Wenn du dir nicht genau überlegst, wie viel Geld dein Startup wirklich benötigt, passiert es dir mit hoher Wahrscheinlichkeit bei deiner nächsten Finanzierungsrunde, dass du entweder zu viel oder zu wenig Geld aufnimmst. Und das bringt Probleme mit sich.

Zu frühes Investment: Risiko einer zu hohen Verwässerung

Wir kennen einige Gründerinnen und Gründer, die es bereut haben, früh Investoren aufzunehmen. Denn im Rückblick hätten sie es länger aus eigener Kraft geschafft. Sie wissen inzwischen, welche riesigen Sprünge der Wert ihres Startups macht, wenn sie neue Meilensteine erreichen.

Während der Wert einer Idee praktisch Null ist, schießt er wie eine Rakete nach oben, wenn das Startup ein Team rekrutiert hat, einen Prototypen gebaut hat, ein Produkt herausbringt, Umsätze macht und beginnt, schnell zu wachsen.

Ein Beispiel hierfür ist die unten dargestellte Entwicklung der Unternehmensbewertung von Recon Instruments.
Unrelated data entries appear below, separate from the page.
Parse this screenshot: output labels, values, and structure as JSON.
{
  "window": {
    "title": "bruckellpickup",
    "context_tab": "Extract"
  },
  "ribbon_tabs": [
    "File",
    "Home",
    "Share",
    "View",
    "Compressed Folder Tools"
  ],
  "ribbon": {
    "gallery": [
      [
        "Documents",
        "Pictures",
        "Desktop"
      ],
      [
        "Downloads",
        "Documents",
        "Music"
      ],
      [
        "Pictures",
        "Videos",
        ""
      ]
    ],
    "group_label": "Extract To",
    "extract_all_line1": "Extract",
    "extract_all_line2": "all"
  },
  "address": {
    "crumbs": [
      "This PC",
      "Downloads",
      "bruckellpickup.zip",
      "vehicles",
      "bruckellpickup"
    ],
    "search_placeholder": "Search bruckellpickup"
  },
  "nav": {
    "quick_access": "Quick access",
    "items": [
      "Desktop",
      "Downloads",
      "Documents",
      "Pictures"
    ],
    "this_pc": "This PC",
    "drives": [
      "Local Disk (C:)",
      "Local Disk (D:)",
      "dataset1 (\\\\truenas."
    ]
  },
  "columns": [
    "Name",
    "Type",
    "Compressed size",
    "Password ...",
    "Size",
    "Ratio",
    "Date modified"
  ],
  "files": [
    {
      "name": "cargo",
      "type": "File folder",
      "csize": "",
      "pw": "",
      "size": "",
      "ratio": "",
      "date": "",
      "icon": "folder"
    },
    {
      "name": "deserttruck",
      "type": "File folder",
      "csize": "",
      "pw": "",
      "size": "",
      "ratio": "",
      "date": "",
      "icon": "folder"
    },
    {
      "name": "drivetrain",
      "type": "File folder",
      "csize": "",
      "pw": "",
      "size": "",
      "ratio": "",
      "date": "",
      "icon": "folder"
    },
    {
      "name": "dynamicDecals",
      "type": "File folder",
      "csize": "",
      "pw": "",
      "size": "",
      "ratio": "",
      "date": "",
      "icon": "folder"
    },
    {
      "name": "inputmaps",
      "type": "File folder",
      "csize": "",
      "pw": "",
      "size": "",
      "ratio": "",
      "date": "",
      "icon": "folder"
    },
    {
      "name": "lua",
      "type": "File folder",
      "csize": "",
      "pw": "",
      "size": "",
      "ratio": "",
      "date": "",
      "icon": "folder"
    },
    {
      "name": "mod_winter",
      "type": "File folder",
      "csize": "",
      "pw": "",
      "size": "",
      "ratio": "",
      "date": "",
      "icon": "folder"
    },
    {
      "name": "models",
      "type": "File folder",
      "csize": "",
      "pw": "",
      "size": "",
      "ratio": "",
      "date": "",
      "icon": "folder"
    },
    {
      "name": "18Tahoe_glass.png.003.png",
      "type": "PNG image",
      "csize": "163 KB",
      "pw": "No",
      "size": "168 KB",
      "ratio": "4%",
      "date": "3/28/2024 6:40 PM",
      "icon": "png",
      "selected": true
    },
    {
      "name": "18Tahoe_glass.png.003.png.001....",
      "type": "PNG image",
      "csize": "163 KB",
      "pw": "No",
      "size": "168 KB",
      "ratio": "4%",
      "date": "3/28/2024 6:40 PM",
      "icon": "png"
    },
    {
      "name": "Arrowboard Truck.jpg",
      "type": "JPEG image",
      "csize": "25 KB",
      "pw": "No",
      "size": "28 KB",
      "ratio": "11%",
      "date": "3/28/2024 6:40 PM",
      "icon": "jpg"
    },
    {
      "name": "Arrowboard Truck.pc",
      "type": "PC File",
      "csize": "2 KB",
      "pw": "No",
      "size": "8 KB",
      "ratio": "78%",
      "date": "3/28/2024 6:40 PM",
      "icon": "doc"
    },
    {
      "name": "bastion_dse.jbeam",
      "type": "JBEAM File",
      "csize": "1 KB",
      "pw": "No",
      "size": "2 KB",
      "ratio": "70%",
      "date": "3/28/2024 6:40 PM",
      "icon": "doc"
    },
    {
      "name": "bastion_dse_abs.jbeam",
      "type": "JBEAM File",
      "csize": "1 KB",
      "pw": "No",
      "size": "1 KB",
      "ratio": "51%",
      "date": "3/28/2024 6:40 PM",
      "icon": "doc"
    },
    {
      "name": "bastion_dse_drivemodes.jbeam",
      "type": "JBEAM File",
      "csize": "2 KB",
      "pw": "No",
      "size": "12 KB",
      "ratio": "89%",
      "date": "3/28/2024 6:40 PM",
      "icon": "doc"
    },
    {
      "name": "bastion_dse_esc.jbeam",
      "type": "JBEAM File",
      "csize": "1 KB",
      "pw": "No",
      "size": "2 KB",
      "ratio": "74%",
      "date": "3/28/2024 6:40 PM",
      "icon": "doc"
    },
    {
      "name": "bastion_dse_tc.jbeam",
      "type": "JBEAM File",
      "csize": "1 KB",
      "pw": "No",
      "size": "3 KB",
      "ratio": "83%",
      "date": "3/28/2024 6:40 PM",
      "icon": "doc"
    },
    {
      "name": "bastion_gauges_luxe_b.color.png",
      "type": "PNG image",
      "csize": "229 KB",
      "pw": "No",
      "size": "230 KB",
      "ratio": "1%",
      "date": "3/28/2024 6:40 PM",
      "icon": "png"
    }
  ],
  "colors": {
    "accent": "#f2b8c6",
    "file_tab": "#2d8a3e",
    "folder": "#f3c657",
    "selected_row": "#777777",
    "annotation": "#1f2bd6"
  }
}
Recon Instruments war ein 2007 gegründetes Startup aus Vancouver, das 2015 an Intel verkauft wurde. Die Idee war es, Elektronik mit Sportausrüstung zu kombinieren, etwa in Schwimmbrillen, Skibrillen und Sonnenbrillen mit eingebautem Head-up-Display (HUD). Die Bewertung in den verschiedenen Unternehmensphasen stieg stetig an, nachdem das Startup jeweils neue Meilensteine erreicht hatte.

Bewertung von Recon Instruments über die Zeit

Bewertung von Recon Instruments über die Zeit

Die ersten Investments, die du aufnimmst, sind sehr teuer, da der Wert deines Unternehmens niedrig ist. Du wirst also einen großen Teil deines Unternehmens für relativ wenig Geld abgeben müssen, wenn du früh Investoren aufnimmst. Und wenn du zu früh zu viel Geld aufnimmst, hältst du am Ende vielleicht nur noch einen kleinen Bruchteil deines Unternehmens, wenn es zum Unternehmensverkauf (Exit) kommt. Diese Verwässerung beeinflusst nicht nur deinen finanziellen Ertrag, sondern auch deine Möglichkeiten, das Unternehmen zu steuern.
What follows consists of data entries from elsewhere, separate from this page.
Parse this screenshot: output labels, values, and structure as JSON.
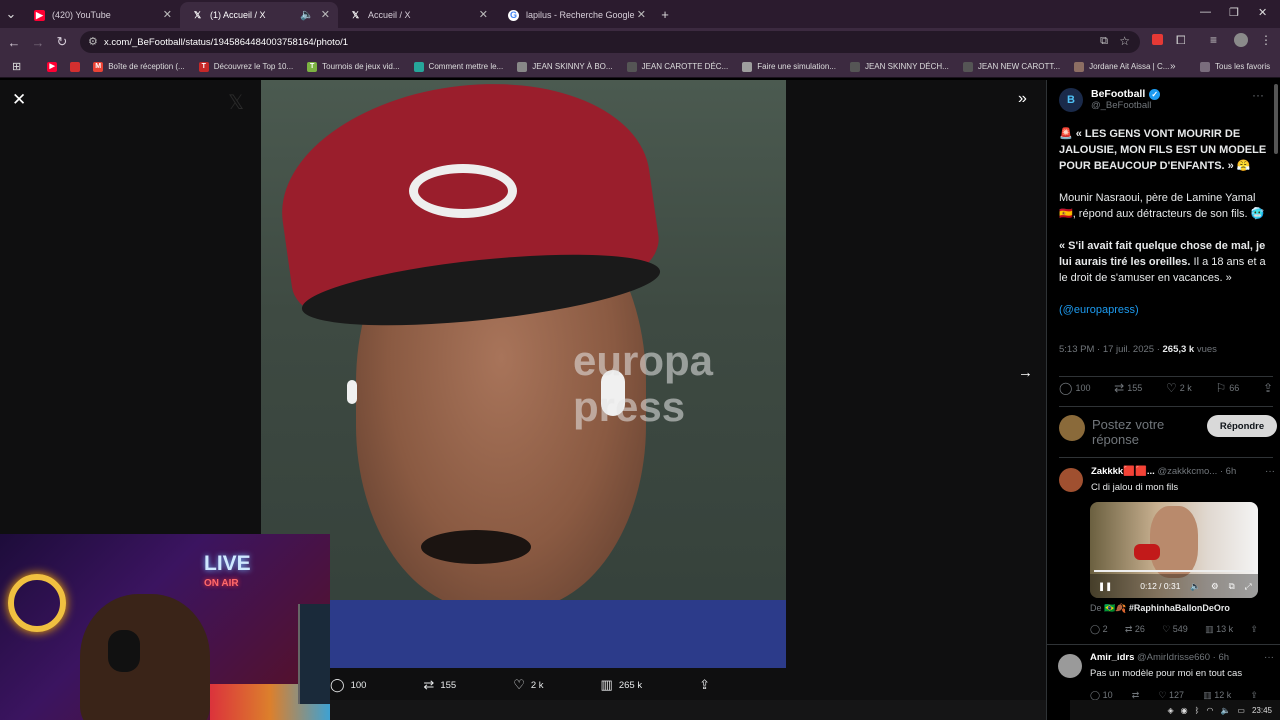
{
  "browser": {
    "tabs": [
      {
        "title": "(420) YouTube",
        "icon": "youtube-icon",
        "color": "#ff0033"
      },
      {
        "title": "(1) Accueil / X",
        "icon": "x-logo-icon",
        "active": true
      },
      {
        "title": "Accueil / X",
        "icon": "x-logo-icon"
      },
      {
        "title": "lapilus - Recherche Google",
        "icon": "google-icon"
      }
    ],
    "url": "x.com/_BeFootball/status/1945864484003758164/photo/1",
    "bookmarks": [
      {
        "label": "Boîte de réception (...",
        "icon": "gmail-icon",
        "color": "#ea4335"
      },
      {
        "label": "Découvrez le Top 10...",
        "icon": "tl-icon",
        "color": "#c62828"
      },
      {
        "label": "Tournois de jeux vid...",
        "icon": "tournament-icon",
        "color": "#7cb342"
      },
      {
        "label": "Comment mettre le...",
        "icon": "bookmark-site-icon",
        "color": "#26a69a"
      },
      {
        "label": "JEAN SKINNY À BO...",
        "icon": "jean-icon",
        "color": "#888888"
      },
      {
        "label": "JEAN CAROTTE DÉC...",
        "icon": "brand-icon",
        "color": "#555555"
      },
      {
        "label": "Faire une simulation...",
        "icon": "document-icon",
        "color": "#9e9e9e"
      },
      {
        "label": "JEAN SKINNY DÉCH...",
        "icon": "brand-icon",
        "color": "#555555"
      },
      {
        "label": "JEAN NEW CAROTT...",
        "icon": "brand-icon",
        "color": "#555555"
      },
      {
        "label": "Jordane Ait Aissa | C...",
        "icon": "profile-icon",
        "color": "#8d6e63"
      }
    ],
    "all_favorites": "Tous les favoris"
  },
  "photo": {
    "watermark": "europa press",
    "actions": {
      "replies": "100",
      "reposts": "155",
      "likes": "2 k",
      "views": "265 k"
    }
  },
  "webcam": {
    "live_line1": "LIVE",
    "live_line2": "ON AIR"
  },
  "tweet": {
    "author": "BeFootball",
    "handle": "@_BeFootball",
    "line1": "🚨 « LES GENS VONT MOURIR DE JALOUSIE, MON FILS EST UN MODELE POUR BEAUCOUP D'ENFANTS. » 😤",
    "line2": "Mounir Nasraoui, père de Lamine Yamal 🇪🇸, répond aux détracteurs de son fils. 🥶",
    "line3_bold": "« S'il avait fait quelque chose de mal, je lui aurais tiré les oreilles.",
    "line3_rest": " Il a 18 ans et a le droit de s'amuser en vacances. »",
    "credit": "(@europapress)",
    "time": "5:13 PM · 17 juil. 2025 · ",
    "views": "265,3 k",
    "views_label": " vues",
    "stats": {
      "replies": "100",
      "reposts": "155",
      "likes": "2 k",
      "bookmarks": "66"
    },
    "reply_placeholder": "Postez votre réponse",
    "reply_button": "Répondre"
  },
  "replies": [
    {
      "name": "Zakkkk🟥🟥...",
      "handle": "@zakkkcmo... · 6h",
      "text": "Cl di jalou di mon fils",
      "video_time": "0:12 / 0:31",
      "hashtag_prefix": "De 🇧🇷🍂 ",
      "hashtag": "#RaphinhaBallonDeOro",
      "stats": {
        "replies": "2",
        "reposts": "26",
        "likes": "549",
        "views": "13 k"
      }
    },
    {
      "name": "Amir_idrs",
      "handle": "@AmirIdrisse660 · 6h",
      "text": "Pas un modèle pour moi en tout cas",
      "stats": {
        "replies": "10",
        "reposts": "",
        "likes": "127",
        "views": "12 k"
      }
    }
  ],
  "taskbar": {
    "time": "23:45"
  }
}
Zu spätes Investment: Risiko für dein Unternehmen

Die Medaille hat aber auch eine andere Seite. Es ist mindestens genauso gefährlich für dein Unternehmen, wenn du zu wenig Kapital aufnimmst. Denn eine Finanzierungsrunde beansprucht einen beachtlichen Anteil deiner Management-Kapazität.

Gründerinnen und Gründer unterschätzen immer wieder, dass es in der Regel mindestens sechs Monate dauert, eine Finanzierungsrunde vorzubereiten und abzuschließen. Die Zeit, die du für die Suche nach Investoren, deren Ansprache und die Verhandlungen aufwendest, fehlt dir für die Weiterentwicklung deines Produkts, den Aufbau deines Teams oder die Akquise deiner Kunden.

Nimmst du zu wenig Geld auf, musst du gleich nach der Kapitalaufnahme schon wieder mit der Investorensuche für die nächste Runde beginnen – ohne dass du Zeit hast, in der Zwischenzeit an deinem Kerngeschäft zu arbeiten.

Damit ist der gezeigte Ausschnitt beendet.